La croix du Christ
Karl Krieg (docteur en théologie de l’université de Chicago)
Question
Pourquoi l’Église ne veut-elle pas reconnaître officiellement le fait que de nombreux chrétiens et des membres du clergé n’admettent pas que le sacrifice de la croix puisse expier leurs péchés ? Jésus a été exécuté pour ce qui était, à l’époque, considéré comme un « crime », et non pas pour nous sauver de nos péchés.
Réponse de Karl Krieg
Il y a trois aspects à votre question :
• Ce qui est réellement arrivé à Jésus
• L’interprétation de Paul de la crucifixion
• La position de l’Église aujourd’hui.
• Ce qui est arrivé à Jésus
À cause de ce qu’il était, de ce qu’il faisait et disait, certains ne l’ont pas suivi alors que d’autres sont devenus ses disciples. Ceux-là nous ont laissé deux documents, l’évangile de Thomas et la source appelée Q. Certes, ils ne contiennent aucune référence à sa mort, mais la nouvelle vie que l’Esprit de Jésus initiait en ses disciples tandis qu’il parcourait les chemins de Galilée. Ils révèlent le miroir que Jésus présentait dans lequel les hommes de bonne volonté pouvaient discerner ce qu’est la véritable humanité et prendre conscience de la présence dynamisante de Dieu.

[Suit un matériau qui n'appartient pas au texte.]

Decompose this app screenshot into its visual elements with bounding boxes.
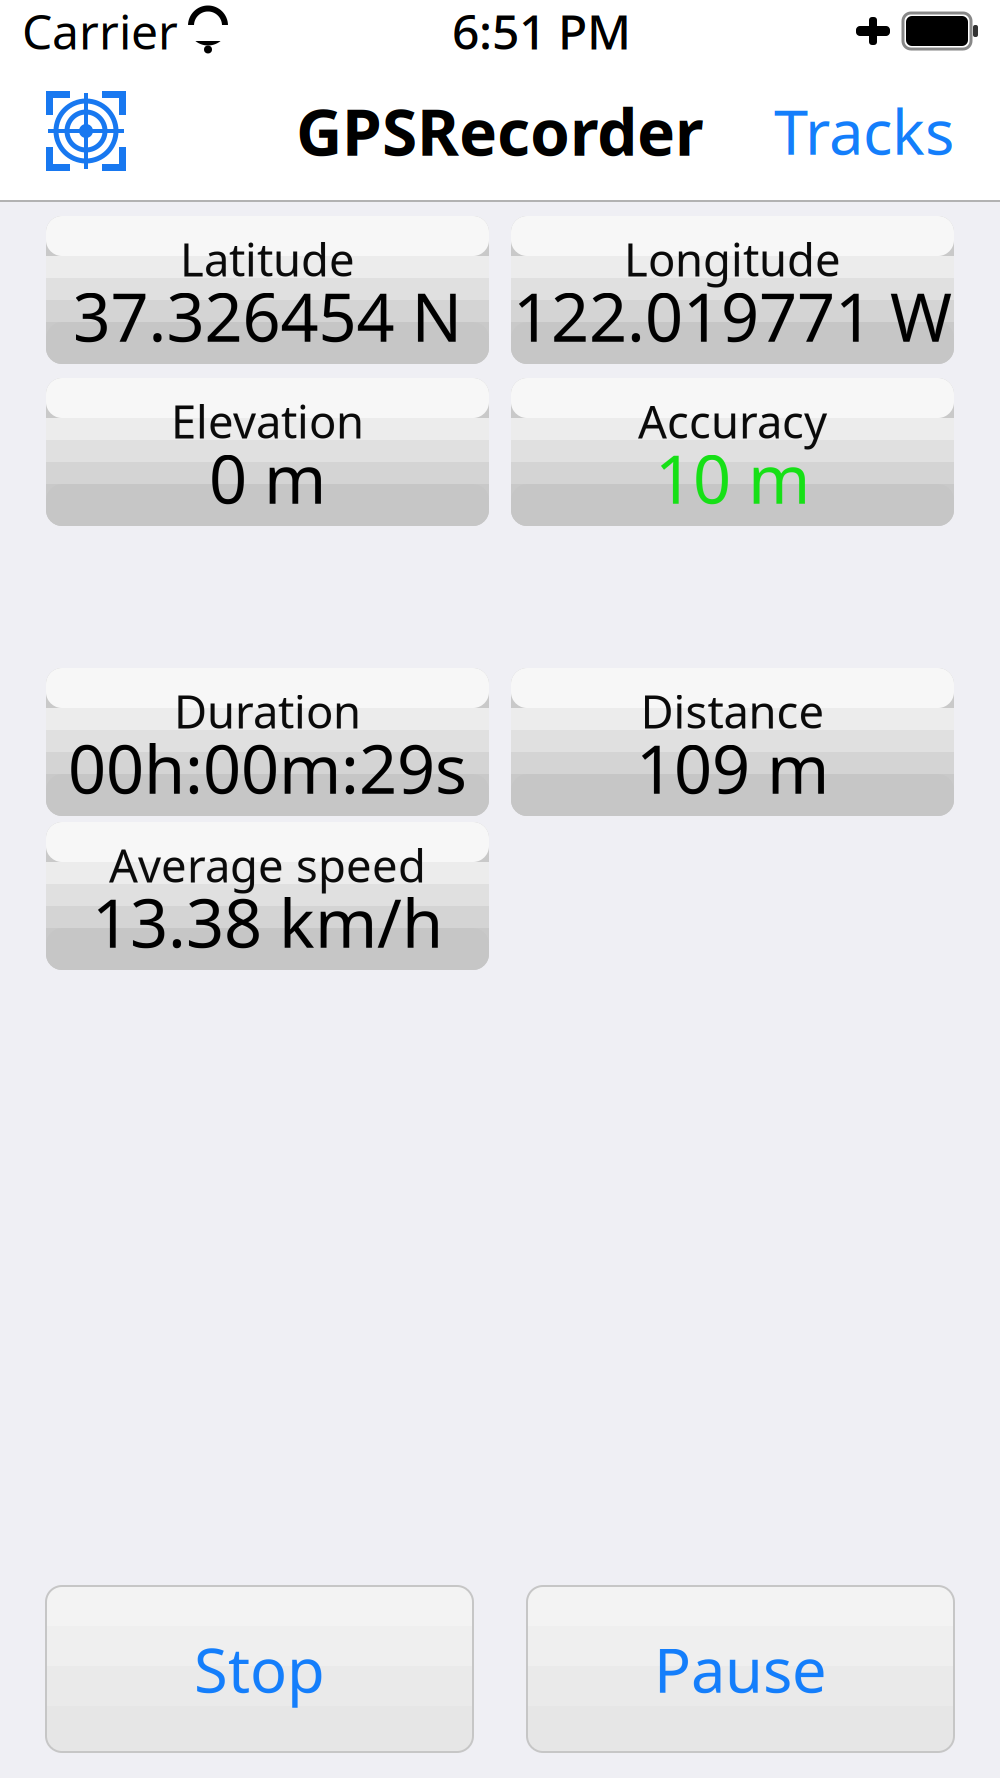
staticText: GPSRecorder	[296, 88, 704, 174]
button[interactable]: Locate	[38, 87, 134, 175]
staticText: Carrier	[22, 0, 178, 63]
staticText: 37.326454 N	[72, 272, 462, 360]
staticText: 10 m	[655, 434, 810, 522]
staticText: Pause	[654, 1628, 827, 1710]
staticText: Accuracy	[638, 391, 827, 451]
staticText: 122.019771 W	[513, 272, 952, 360]
staticText: Latitude	[180, 229, 355, 289]
staticText: 13.38 km/h	[92, 878, 443, 966]
staticText: Distance	[640, 681, 824, 741]
button[interactable]: Pause	[527, 1586, 954, 1752]
staticText: Longitude	[624, 229, 841, 289]
staticText: 0 m	[209, 434, 326, 522]
staticText: 00h:00m:29s	[68, 724, 467, 812]
button[interactable]: Stop	[46, 1586, 473, 1752]
staticText: 6:51 PM	[452, 0, 631, 63]
staticText: 109 m	[636, 724, 829, 812]
button[interactable]: Tracks	[766, 84, 962, 178]
staticText: Average speed	[109, 835, 426, 895]
staticText: Tracks	[774, 90, 954, 172]
staticText: Duration	[174, 681, 361, 741]
staticText: Elevation	[171, 391, 364, 451]
staticText: Stop	[194, 1628, 325, 1710]
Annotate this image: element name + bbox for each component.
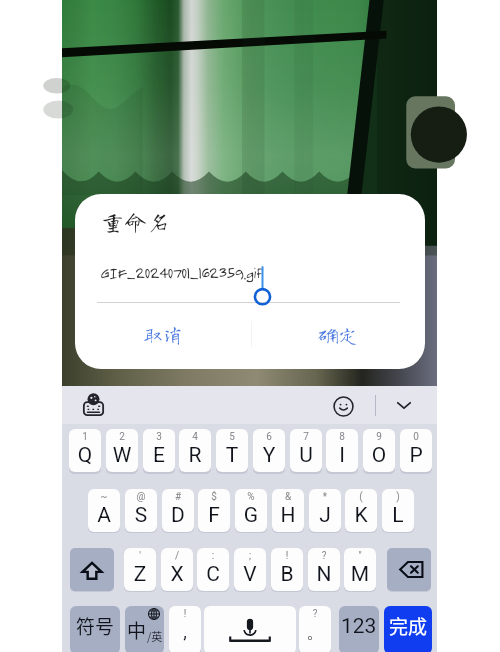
staticText: Q [69,443,101,468]
staticText: X [161,562,193,587]
staticText: # [162,491,194,503]
button[interactable]: % [235,489,267,532]
staticText: /英 [147,628,163,644]
button[interactable]: 0 [400,429,432,472]
staticText: D [162,503,194,528]
staticText: ; [234,550,266,562]
button[interactable]: * [309,489,341,532]
button[interactable]: 确定 [250,314,425,354]
button[interactable]: ) [382,489,414,532]
staticText: 完成 [389,612,428,640]
staticText: B [271,562,303,587]
staticText: E [143,443,175,468]
button[interactable]: 4 [179,429,211,472]
staticText: T [216,443,248,468]
button[interactable]: & [272,489,304,532]
staticText: ( [345,491,377,503]
staticText: 1 [69,431,101,443]
staticText: R [179,443,211,468]
staticText: % [235,491,267,503]
staticText: ~ [88,491,120,503]
button[interactable]: 123 [339,606,379,652]
button[interactable]: Emoji [333,396,354,417]
staticText: V [234,562,266,587]
button[interactable]: 8 [326,429,358,472]
staticText: M [344,562,376,587]
staticText: : [197,550,229,562]
staticText: 0 [400,431,432,443]
staticText: 重命名 [101,210,170,233]
button[interactable]: 9 [363,429,395,472]
button[interactable]: # [162,489,194,532]
button[interactable]: ! [169,606,201,652]
staticText: / [161,550,193,562]
staticText: 123 [341,614,377,639]
button[interactable]: 取消 [75,314,250,354]
button[interactable]: 符号 [70,606,120,652]
staticText: * [309,491,341,503]
button[interactable]: / [161,548,193,591]
staticText: 7 [290,431,322,443]
staticText: K [345,503,377,528]
staticText: 取消 [143,324,183,344]
button[interactable]: @ [125,489,157,532]
staticText: C [197,562,229,587]
button[interactable]: Backspace [387,548,431,591]
button[interactable]: Shift [70,548,114,591]
button[interactable]: 2 [106,429,138,472]
staticText: P [400,443,432,468]
button[interactable]: ' [124,548,156,591]
staticText: ? [308,550,340,562]
staticText: G [235,503,267,528]
staticText: 8 [326,431,358,443]
staticText: S [125,503,157,528]
button[interactable]: $ [198,489,230,532]
button[interactable]: 6 [253,429,285,472]
staticText: 4 [179,431,211,443]
button[interactable]: Hide keyboard [393,394,415,416]
staticText: 。 [299,621,331,644]
staticText: ' [124,550,156,562]
button[interactable]: ( [345,489,377,532]
staticText: GIF_20240701_162359.gif [100,262,262,282]
staticText: 2 [106,431,138,443]
button[interactable]: ~ [88,489,120,532]
staticText: L [382,503,414,528]
staticText: 中 [127,616,147,644]
staticText: " [344,550,376,562]
button[interactable]: 5 [216,429,248,472]
staticText: I [326,443,358,468]
staticText: ? [299,608,331,620]
staticText: & [272,491,304,503]
button[interactable]: 中 [125,606,164,652]
button[interactable]: 7 [290,429,322,472]
button[interactable]: 3 [143,429,175,472]
button[interactable]: Space, voice input [204,606,296,652]
button[interactable]: ! [271,548,303,591]
staticText: Y [253,443,285,468]
staticText: U [290,443,322,468]
staticText: , [169,621,201,642]
button[interactable]: ? [299,606,331,652]
staticText: 6 [253,431,285,443]
button[interactable]: ? [308,548,340,591]
button[interactable]: 1 [69,429,101,472]
staticText: 5 [216,431,248,443]
button[interactable]: ; [234,548,266,591]
staticText: A [88,503,120,528]
staticText: N [308,562,340,587]
staticText: F [198,503,230,528]
staticText: 确定 [318,324,358,344]
staticText: @ [125,491,157,503]
staticText: ) [382,491,414,503]
staticText: ! [169,608,201,620]
staticText: Z [124,562,156,587]
button[interactable]: 完成 [384,606,432,652]
staticText: O [363,443,395,468]
staticText: W [106,443,138,468]
button[interactable]: " [344,548,376,591]
button[interactable]: Switch input language [83,393,104,416]
staticText: H [272,503,304,528]
staticText: J [309,503,341,528]
button[interactable]: : [197,548,229,591]
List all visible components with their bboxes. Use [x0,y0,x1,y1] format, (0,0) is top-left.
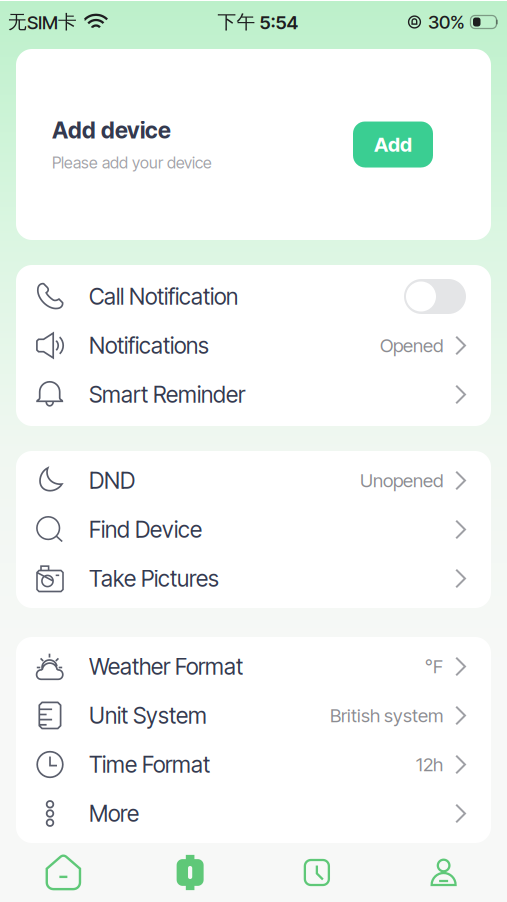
staticText: Add device [52,117,171,144]
staticText: Notifications [89,332,209,359]
button[interactable]: Device [127,843,254,902]
button[interactable]: Watch Faces [254,843,380,902]
button[interactable]: More [16,789,491,838]
staticText: 12h [416,753,443,776]
staticText: Add [374,132,412,157]
button[interactable]: Weather Format [16,642,491,691]
staticText: Take Pictures [89,565,219,592]
button[interactable]: Call Notification [16,272,491,321]
button[interactable]: Take Pictures [16,554,491,603]
button[interactable]: Smart Reminder [16,370,491,419]
staticText: Weather Format [89,653,243,680]
button[interactable]: Time Format [16,740,491,789]
staticText: Time Format [89,751,210,778]
staticText: Unit System [89,702,207,729]
staticText: Smart Reminder [89,381,245,408]
button[interactable]: Unit System [16,691,491,740]
staticText: DND [89,467,135,494]
staticText: More [89,800,139,827]
button[interactable]: Home [0,843,127,902]
staticText: 无SIM卡 [8,10,77,34]
staticText: Call Notification [89,283,238,310]
button[interactable]: Add [353,122,433,168]
staticText: Opened [380,334,443,357]
staticText: 下午 5:54 [218,10,298,34]
staticText: 30% [428,11,465,33]
staticText: Find Device [89,516,202,543]
button[interactable]: Profile [380,843,507,902]
staticText: °F [425,655,443,678]
staticText: British system [330,704,443,727]
button[interactable]: Notifications [16,321,491,370]
staticText: Please add your device [52,153,212,172]
button[interactable]: DND [16,456,491,505]
button[interactable]: Find Device [16,505,491,554]
staticText: Unopened [360,469,443,492]
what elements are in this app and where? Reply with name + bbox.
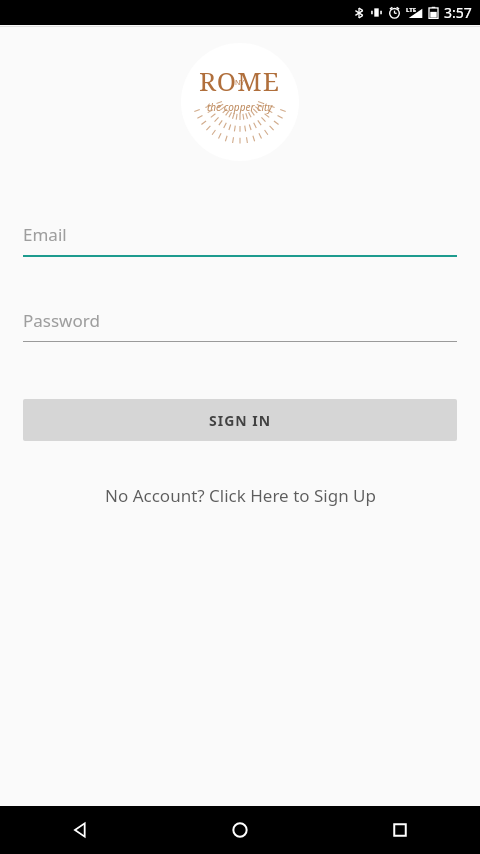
button[interactable]: Back <box>0 806 160 854</box>
staticText: No Account? Click Here to Sign Up <box>105 484 376 507</box>
staticText: SIGN IN <box>209 411 272 430</box>
staticText: ROME <box>199 63 281 98</box>
button[interactable]: No Account? Click Here to Sign Up <box>0 484 480 507</box>
button[interactable]: Password <box>23 309 457 342</box>
button[interactable]: Home <box>160 806 320 854</box>
staticText: NY <box>235 78 245 88</box>
staticText: the copper city <box>207 100 273 114</box>
staticText: Password <box>23 309 100 332</box>
button[interactable]: SIGN IN <box>23 399 457 441</box>
staticText: Email <box>23 223 67 246</box>
staticText: LTE <box>406 6 417 14</box>
button[interactable]: Email <box>23 223 457 257</box>
staticText: 3:57 <box>444 3 472 22</box>
button[interactable]: Recent apps <box>320 806 480 854</box>
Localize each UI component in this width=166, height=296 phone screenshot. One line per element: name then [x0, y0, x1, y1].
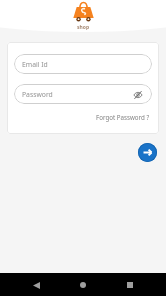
- button[interactable]: Back: [25, 274, 47, 296]
- button[interactable]: Password: [14, 84, 152, 104]
- button[interactable]: Submit: [138, 143, 157, 162]
- button[interactable]: Email Id: [14, 54, 152, 74]
- staticText: Password: [22, 90, 53, 99]
- staticText: Email Id: [22, 60, 48, 69]
- button[interactable]: Home: [72, 274, 94, 296]
- button[interactable]: Recent apps: [119, 274, 141, 296]
- staticText: Forgot Password ?: [96, 113, 150, 121]
- button[interactable]: Forgot Password ?: [14, 112, 152, 122]
- staticText: shop: [77, 24, 90, 31]
- button[interactable]: Show password: [132, 89, 143, 100]
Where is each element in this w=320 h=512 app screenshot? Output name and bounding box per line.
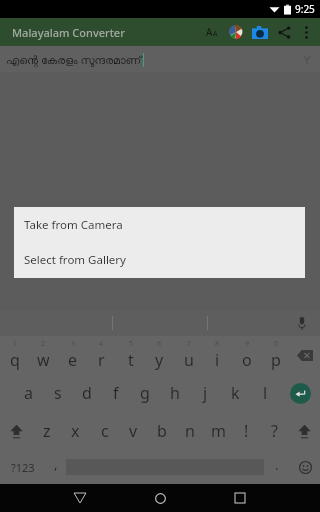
button[interactable]: g [130, 374, 160, 412]
button[interactable]: z [32, 412, 61, 450]
staticText: h [170, 382, 180, 404]
button[interactable]: d [72, 374, 101, 412]
staticText: n [185, 420, 195, 442]
button[interactable]: Shift [0, 412, 32, 450]
button[interactable]: Emoji [290, 450, 320, 484]
staticText: 7 [187, 339, 192, 349]
staticText: A [213, 29, 218, 39]
button[interactable]: Shift [288, 412, 320, 450]
staticText: y [155, 349, 164, 371]
button[interactable]: Style [224, 20, 248, 44]
staticText: Select from Gallery [24, 252, 126, 268]
button[interactable]: എന്റെ കേരളം സുന്ദരമാണ് [0, 46, 320, 72]
button[interactable]: f [101, 374, 130, 412]
staticText: e [68, 349, 78, 371]
staticText: 8 [215, 339, 220, 349]
button[interactable]: s [43, 374, 72, 412]
button[interactable]: Share [272, 20, 296, 44]
button[interactable]: j [190, 374, 220, 412]
button[interactable]: Font size [200, 20, 224, 44]
staticText: p [271, 349, 281, 371]
button[interactable]: 6 [145, 336, 174, 374]
staticText: g [140, 382, 150, 404]
staticText: . [275, 456, 279, 474]
button[interactable]: 0 [261, 336, 290, 374]
button[interactable]: Enter [280, 374, 320, 412]
staticText: d [82, 382, 92, 404]
button[interactable]: 3 [58, 336, 87, 374]
staticText: Malayalam Converter [12, 25, 125, 40]
staticText: , [54, 455, 58, 473]
staticText: ! [244, 420, 249, 442]
staticText: f [113, 382, 119, 404]
staticText: v [129, 420, 138, 442]
button[interactable]: More options [296, 22, 316, 42]
button[interactable]: Back [63, 484, 97, 512]
button[interactable]: b [148, 412, 176, 450]
button[interactable]: Take from Camera [14, 207, 305, 242]
staticText: 0 [274, 339, 279, 349]
staticText: A [206, 25, 213, 39]
staticText: j [203, 382, 208, 404]
staticText: 1 [13, 339, 18, 349]
button[interactable]: 5 [116, 336, 145, 374]
staticText: എന്റെ കേരളം സുന്ദരമാണ് [6, 52, 142, 67]
staticText: x [71, 420, 80, 442]
button[interactable]: ! [232, 412, 260, 450]
staticText: r [98, 349, 105, 371]
button[interactable]: m [204, 412, 232, 450]
staticText: 5 [129, 339, 134, 349]
button[interactable]: 4 [87, 336, 116, 374]
button[interactable]: 2 [29, 336, 58, 374]
button[interactable]: h [160, 374, 190, 412]
staticText: 9 [245, 339, 250, 349]
button[interactable]: l [250, 374, 280, 412]
button[interactable]: Camera [248, 20, 272, 44]
button[interactable]: ? [260, 412, 288, 450]
button[interactable]: Recent apps [223, 484, 257, 512]
staticText: o [242, 349, 252, 371]
button[interactable]: k [220, 374, 250, 412]
button[interactable]: v [119, 412, 148, 450]
staticText: 3 [71, 339, 76, 349]
button[interactable]: a [14, 374, 43, 412]
button[interactable]: 8 [203, 336, 232, 374]
staticText: l [263, 382, 268, 404]
staticText: ?123 [11, 460, 35, 475]
button[interactable]: 1 [0, 336, 29, 374]
button[interactable]: ?123 [0, 450, 46, 484]
staticText: 2 [41, 339, 46, 349]
staticText: w [37, 349, 50, 371]
staticText: b [157, 420, 167, 442]
button[interactable]: 9 [232, 336, 261, 374]
staticText: 4 [99, 339, 104, 349]
staticText: i [215, 349, 220, 371]
staticText: z [43, 420, 51, 442]
staticText: 6 [157, 339, 162, 349]
button[interactable]: 7 [174, 336, 203, 374]
staticText: s [54, 382, 62, 404]
button[interactable]: Select from Gallery [14, 242, 305, 278]
staticText: a [24, 382, 33, 404]
staticText: k [231, 382, 240, 404]
button[interactable]: Voice input [292, 313, 312, 333]
staticText: Take from Camera [24, 217, 123, 233]
staticText: q [10, 349, 20, 371]
button[interactable]: n [176, 412, 204, 450]
button[interactable]: c [90, 412, 119, 450]
button[interactable]: Backspace [290, 336, 320, 374]
staticText: c [101, 420, 109, 442]
staticText: t [128, 349, 134, 371]
button[interactable]: Home [143, 484, 177, 512]
staticText: ? [271, 420, 278, 442]
button[interactable]: , [46, 450, 66, 484]
button[interactable]: x [61, 412, 90, 450]
staticText: u [184, 349, 194, 371]
staticText: 9:25 [295, 2, 315, 16]
staticText: m [211, 420, 226, 442]
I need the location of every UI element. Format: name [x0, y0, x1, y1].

Rien, dans tout cela, qui impliquât un sacrifice expiatoire. Sa mise à mort a été provoquée par le défi qu’il jetait au système patriarcal de classe qui permettait aux riches de s’enrichir et aux puissants de dominer, attitude que l’Église n’a, plus tard, pas su comprendre et qui lui a fait rejeter la crucifixion dans le plan éternel du salut de Dieu.
• L’interprétation de Paul
Les biblistes ne sont pas tous d’accord. Bien qu’un éminent théologien comme John Cobb s’y refuse absolument, on attribue traditionnellement, à la suite de saint Anselme, la mort de Jésus à une expiation ordonnée par Dieu pour les péchés de l’humanité. C’est la théorie de l’« expiation substitutive » que l’Église a rapportée rétroactivement à Paul.
• La position de l’Église aujourd’hui
Aujourd’hui, comme vous le soulignez, l’Église en tant que telle se voit incapable de mettre en question cette incroyable doctrine de l’« expiation substitutive » attribuée à Paul. Elle pense probablement sourdement que ce serait douter de l’infaillibilité de la Bible, position fondamentaliste défendue également par le clergé traditionnel.
Et pourtant, quiconque analyse l’histoire comprend bien que l’essence de Dieu et celle de l’humanité n’ont rien à voir avec une mort sur une croix, mais sont, bien au contraire, fondées sur un amour incarné.